JP6173683B2 - Time-of-flight mass spectrometer - Google Patents

Description

  The present invention relates to a time-of-flight mass spectrometer, and more particularly to a time-of-flight mass spectrometer that can remove signal waveform distortion that occurs when ion signals are captured at high speed.

  A mass spectrometer is an apparatus that causes ions generated from a sample to fly in a vacuum, separates ions having different masses in the course of flight, and records them as a spectrum. The mass spectrometer includes a magnetic mass spectrometer that performs mass dispersion of ions using a sector magnetic field, and a quadrupole mass spectrometer (QMS) that performs selection (filtering) of ions by mass using a quadrupole electrode. ), A time-of-flight mass spectrometer (TOFMS) that separates ions using a difference in flight time of ions according to mass, and the like are known.

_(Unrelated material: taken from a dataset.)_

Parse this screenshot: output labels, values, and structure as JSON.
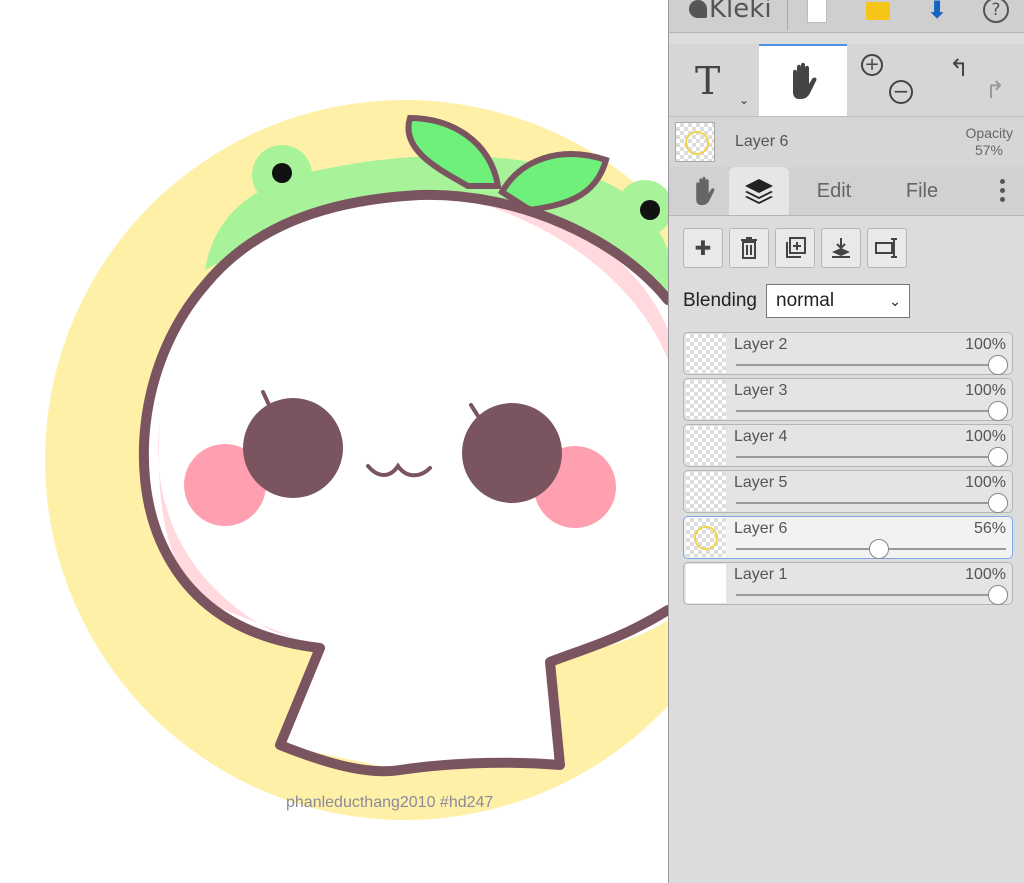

  Among these mass spectrometers, the magnetic field type mass spectrometer and the QMS are suitable for ion sources that continuously generate ions, whereas the TOFMS is an ion that generates ions in a pulsed manner. Conforms to the source. Therefore, the most widely used ion source most suitable for TOFMS is a MALDI (matrix assisted laser desorption ionization) ion source that generates ions in a pulse shape. This is an orthogonal acceleration ion source devised so that a type ion source can be used as a pulse ion source.

  FIG. 1 shows the configuration of a TOFMS equipped with a typical vertical acceleration ion source. In the figure, reference numeral 1 denotes an external ion source. Ions generated by the external ion source 1 are introduced into the ion acceleration unit 4 via the ion transport unit 11. The ions accelerated in the vertical direction in the ion acceleration unit 4 fly in the drift space 3, are then reflected by the ion reflection unit 5, and further fly toward the detector 6 while causing temporal convergence.

  The ion pulse that has converged in time in the vicinity of the detector 6 reaches the detector 6 as a pulse signal having a very short time width, is converted into an electric signal by the detector 6, and is sent to the preamplifier 7. Then, the pulse signal is electrically amplified by the preamplifier 7, and then A / D converted by the subsequent digitizer, and taken into the data processing software 9 as a digital signal. FIG. 2 illustrates such a measurement flow.

Japanese Patent No. 3830344

  By the way, according to the prior art as shown in FIG. 2, since the digitized pulse signal is used as a mass spectrum without any processing, the electrical intrinsic noise contained in the signal is also converted into the mass spectrum. There was a problem of being reflected.

  In order to solve this problem, as shown in FIG. 3, only when a predetermined threshold value is exceeded among signals input to the digitizer, it is determined as valid data, A / D conversion is performed, and the digitizer is processed. When the input signal is equal to or less than a predetermined threshold value, data processing is performed in which the input value is determined to be zero for convenience and removed. Thereby, as shown in FIG. 4, the electric noise below the threshold was deleted, and the mass spectrum could be a low noise spectrum.

  However, as an actual problem, it is extremely difficult to determine the optimum size of this threshold. For example, if the threshold is too large, the true signal to be detected is also deleted and disappears. On the other hand, if the threshold value is too small, the technique as shown in FIG. 3 is hardly different from the conventional technique as shown in FIG.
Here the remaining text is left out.